An attempt to this question can be made by taking one of the options and performing the above set of reactions and matching the observations. It is observed that zinc oxide on heating turns yellow and is white when cold. $Zn$ salts are known to precipitate as well. Based on this you can determine the carbonate salt which will have observations similar to the ones mentioned in the question.

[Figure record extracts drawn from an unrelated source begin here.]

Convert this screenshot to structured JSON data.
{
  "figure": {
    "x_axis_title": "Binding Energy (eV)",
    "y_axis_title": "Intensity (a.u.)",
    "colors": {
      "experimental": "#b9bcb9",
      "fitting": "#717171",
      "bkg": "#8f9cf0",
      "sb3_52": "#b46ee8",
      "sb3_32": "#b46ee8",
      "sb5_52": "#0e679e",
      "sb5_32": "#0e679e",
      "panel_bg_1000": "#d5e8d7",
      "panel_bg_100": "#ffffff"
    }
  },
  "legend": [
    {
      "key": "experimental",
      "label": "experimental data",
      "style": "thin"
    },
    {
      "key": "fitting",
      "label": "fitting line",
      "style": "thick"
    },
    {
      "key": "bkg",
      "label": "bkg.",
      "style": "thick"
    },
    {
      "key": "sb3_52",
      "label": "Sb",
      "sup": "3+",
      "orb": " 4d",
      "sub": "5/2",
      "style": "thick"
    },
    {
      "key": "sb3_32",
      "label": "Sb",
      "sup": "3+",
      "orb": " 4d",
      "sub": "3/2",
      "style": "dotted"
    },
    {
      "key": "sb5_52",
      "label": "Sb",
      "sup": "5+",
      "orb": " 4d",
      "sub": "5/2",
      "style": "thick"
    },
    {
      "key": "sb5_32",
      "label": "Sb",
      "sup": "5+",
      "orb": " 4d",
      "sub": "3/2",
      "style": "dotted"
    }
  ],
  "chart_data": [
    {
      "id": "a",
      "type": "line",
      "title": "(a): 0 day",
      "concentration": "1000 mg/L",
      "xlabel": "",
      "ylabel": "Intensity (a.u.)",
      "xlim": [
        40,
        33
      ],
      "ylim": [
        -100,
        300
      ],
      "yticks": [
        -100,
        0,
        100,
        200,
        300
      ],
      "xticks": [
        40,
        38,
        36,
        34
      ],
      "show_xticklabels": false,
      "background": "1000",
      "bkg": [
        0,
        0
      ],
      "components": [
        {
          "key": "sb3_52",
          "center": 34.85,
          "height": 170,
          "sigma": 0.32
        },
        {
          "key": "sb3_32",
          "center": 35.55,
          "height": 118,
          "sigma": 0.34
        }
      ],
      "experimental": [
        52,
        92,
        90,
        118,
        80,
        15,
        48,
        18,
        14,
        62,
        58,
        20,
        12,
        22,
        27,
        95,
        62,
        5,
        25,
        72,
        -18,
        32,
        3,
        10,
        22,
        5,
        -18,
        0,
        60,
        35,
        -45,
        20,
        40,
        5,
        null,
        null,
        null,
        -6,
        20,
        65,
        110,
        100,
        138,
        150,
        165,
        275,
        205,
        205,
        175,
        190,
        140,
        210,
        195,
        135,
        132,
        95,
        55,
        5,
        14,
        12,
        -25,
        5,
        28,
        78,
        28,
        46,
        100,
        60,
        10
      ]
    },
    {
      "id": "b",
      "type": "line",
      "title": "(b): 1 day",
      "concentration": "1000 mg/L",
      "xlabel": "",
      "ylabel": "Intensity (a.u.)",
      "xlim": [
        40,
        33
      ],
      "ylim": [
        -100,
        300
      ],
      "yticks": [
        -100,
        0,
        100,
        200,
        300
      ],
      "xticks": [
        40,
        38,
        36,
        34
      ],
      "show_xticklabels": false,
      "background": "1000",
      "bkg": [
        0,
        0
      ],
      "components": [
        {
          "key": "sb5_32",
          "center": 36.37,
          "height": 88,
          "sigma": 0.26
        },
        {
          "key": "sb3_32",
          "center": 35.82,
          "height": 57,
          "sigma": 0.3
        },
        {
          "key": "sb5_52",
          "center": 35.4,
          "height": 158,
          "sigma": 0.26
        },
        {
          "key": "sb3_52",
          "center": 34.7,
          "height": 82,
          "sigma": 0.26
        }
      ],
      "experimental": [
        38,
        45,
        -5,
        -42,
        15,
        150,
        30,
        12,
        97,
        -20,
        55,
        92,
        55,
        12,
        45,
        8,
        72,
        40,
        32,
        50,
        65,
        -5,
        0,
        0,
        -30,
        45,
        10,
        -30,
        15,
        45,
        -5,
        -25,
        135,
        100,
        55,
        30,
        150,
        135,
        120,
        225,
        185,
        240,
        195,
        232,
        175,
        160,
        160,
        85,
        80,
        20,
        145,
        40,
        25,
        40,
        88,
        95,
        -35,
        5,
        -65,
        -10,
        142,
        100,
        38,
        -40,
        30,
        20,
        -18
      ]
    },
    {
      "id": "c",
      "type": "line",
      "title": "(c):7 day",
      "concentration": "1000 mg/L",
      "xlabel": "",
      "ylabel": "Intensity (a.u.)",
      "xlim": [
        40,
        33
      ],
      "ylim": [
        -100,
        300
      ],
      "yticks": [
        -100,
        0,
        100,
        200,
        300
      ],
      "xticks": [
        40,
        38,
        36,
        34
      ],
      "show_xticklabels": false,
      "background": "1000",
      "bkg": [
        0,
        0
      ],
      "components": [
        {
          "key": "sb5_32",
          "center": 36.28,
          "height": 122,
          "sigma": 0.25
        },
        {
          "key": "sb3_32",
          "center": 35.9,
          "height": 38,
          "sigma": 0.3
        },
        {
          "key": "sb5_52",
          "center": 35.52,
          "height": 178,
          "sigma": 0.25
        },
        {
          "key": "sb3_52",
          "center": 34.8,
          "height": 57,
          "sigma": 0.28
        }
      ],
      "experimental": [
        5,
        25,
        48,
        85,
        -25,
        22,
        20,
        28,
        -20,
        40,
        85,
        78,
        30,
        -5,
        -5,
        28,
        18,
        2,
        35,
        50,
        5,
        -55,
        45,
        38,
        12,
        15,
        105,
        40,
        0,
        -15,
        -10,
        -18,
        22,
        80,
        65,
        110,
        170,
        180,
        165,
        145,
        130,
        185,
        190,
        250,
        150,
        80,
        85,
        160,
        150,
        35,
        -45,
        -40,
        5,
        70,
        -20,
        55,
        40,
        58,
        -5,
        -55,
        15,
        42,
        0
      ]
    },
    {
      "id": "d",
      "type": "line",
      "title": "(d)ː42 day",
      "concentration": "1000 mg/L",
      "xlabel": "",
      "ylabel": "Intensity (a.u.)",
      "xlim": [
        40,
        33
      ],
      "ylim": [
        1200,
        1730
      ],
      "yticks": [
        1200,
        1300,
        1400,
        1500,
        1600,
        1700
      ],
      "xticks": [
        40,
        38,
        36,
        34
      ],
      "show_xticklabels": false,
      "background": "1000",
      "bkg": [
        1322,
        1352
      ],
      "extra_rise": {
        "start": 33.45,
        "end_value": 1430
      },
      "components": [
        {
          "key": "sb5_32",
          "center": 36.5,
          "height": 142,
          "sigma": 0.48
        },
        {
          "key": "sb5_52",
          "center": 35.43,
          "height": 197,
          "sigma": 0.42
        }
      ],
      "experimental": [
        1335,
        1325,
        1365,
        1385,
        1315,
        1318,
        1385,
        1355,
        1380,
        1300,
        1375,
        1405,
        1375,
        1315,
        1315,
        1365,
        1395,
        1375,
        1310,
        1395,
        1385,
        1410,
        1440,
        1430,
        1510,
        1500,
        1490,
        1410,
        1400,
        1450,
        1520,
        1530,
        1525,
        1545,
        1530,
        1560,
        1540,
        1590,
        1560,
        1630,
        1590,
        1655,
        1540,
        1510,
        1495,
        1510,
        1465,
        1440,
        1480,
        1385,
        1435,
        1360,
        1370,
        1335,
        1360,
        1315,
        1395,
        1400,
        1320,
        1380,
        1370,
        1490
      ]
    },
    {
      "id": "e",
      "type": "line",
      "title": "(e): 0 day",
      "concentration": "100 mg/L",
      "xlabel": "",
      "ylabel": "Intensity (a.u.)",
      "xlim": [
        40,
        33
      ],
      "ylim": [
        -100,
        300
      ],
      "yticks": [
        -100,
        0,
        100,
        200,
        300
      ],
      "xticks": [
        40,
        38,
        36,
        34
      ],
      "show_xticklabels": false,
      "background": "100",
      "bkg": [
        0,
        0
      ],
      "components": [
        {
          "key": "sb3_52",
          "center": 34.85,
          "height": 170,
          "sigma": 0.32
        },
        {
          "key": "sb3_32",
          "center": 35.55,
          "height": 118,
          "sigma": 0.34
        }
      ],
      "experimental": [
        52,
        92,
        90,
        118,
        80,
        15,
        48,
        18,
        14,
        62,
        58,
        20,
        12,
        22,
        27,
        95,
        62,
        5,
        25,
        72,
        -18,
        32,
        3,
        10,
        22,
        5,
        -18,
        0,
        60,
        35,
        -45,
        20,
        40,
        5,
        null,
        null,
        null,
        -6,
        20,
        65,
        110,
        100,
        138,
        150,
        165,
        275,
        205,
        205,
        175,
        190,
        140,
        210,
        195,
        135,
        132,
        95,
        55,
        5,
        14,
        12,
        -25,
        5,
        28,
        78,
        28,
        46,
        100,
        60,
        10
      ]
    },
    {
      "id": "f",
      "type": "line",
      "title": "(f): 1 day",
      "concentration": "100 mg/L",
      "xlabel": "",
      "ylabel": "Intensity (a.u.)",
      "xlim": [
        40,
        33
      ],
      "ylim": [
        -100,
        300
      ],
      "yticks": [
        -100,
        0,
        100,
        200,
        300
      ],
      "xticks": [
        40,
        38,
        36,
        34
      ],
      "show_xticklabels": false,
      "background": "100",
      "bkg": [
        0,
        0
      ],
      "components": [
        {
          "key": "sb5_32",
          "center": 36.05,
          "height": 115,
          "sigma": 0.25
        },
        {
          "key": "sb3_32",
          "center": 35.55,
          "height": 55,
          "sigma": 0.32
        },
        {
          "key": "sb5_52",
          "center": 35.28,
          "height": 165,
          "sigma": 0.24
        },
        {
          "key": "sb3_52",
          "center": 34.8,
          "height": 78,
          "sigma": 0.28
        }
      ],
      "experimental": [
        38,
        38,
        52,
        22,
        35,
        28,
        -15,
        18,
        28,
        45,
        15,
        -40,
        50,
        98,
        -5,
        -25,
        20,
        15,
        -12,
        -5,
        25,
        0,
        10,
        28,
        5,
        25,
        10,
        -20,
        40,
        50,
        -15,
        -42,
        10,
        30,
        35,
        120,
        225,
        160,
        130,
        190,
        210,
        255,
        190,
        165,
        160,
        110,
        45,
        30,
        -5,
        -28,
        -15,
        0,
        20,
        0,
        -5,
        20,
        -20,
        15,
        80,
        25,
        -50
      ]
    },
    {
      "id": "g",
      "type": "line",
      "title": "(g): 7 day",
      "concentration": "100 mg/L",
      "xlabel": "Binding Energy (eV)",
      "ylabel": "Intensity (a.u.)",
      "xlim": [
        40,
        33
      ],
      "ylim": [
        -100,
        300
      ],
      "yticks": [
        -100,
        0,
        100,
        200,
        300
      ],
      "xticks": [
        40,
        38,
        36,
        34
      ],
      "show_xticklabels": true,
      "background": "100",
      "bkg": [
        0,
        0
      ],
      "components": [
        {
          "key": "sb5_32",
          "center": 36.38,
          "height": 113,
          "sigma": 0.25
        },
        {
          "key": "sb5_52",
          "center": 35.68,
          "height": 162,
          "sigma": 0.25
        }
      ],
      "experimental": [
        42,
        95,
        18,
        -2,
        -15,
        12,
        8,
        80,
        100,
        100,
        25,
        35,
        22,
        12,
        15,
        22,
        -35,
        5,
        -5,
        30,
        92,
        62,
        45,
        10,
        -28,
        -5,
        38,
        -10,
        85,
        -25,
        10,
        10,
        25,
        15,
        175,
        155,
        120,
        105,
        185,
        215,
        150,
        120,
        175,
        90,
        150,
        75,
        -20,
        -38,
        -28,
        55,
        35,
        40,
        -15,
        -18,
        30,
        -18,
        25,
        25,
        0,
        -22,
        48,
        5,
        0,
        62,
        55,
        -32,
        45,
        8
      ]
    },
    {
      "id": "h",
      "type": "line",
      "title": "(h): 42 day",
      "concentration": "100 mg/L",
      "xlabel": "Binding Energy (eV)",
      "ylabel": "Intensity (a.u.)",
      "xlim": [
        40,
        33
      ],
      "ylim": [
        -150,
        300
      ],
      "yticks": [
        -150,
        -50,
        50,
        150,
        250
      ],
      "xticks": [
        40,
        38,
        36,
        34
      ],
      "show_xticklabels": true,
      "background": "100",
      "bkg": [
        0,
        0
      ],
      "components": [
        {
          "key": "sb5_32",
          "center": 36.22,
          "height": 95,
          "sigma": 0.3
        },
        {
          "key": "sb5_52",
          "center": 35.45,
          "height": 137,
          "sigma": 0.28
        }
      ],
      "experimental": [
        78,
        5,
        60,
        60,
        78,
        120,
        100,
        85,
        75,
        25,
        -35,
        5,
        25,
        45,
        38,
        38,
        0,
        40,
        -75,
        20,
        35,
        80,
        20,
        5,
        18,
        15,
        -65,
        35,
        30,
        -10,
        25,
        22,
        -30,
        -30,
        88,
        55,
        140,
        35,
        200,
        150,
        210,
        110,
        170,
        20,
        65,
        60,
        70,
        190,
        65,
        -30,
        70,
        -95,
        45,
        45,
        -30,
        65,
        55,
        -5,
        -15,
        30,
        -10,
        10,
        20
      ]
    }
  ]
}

Complete step by step answer:
Carbonate salts upon heating tend to release carbon dioxide in gaseous form and lead to the formation of metal oxide. So, the compound is a carbonate.
The next reaction is heating the metal oxide. It is observed that on heating the oxide turns yellow and returns back to white after cooling. This is a striking property of zinc oxide molecules.
We will now perform the next reaction given in question and verify if our assumption is correct.
${{K}_{4}}[Fe{{(CN)}_{6}}]$ reacts with Zinc(II) ions in aqueous solution. The reaction is mentioned below.
$Z{{n}^{2+}}\,+\,{{[Fe{{(CN)}_{6}}]}^{4-}}\,\to \,\,\,Z{{n}_{2}}{{[Fe{{(CN)}_{6}}]}_{ppt}}$
The product is a white precipitate. Thus, our assumption was right and the compound (A) is identified as $ZnC{{O}_{3}}$.

Therefore, the correct answer is option (B).

Note: It is important to know that zinc oxide turns yellow on heating as it loses oxygen reversibly from its crystal lattice.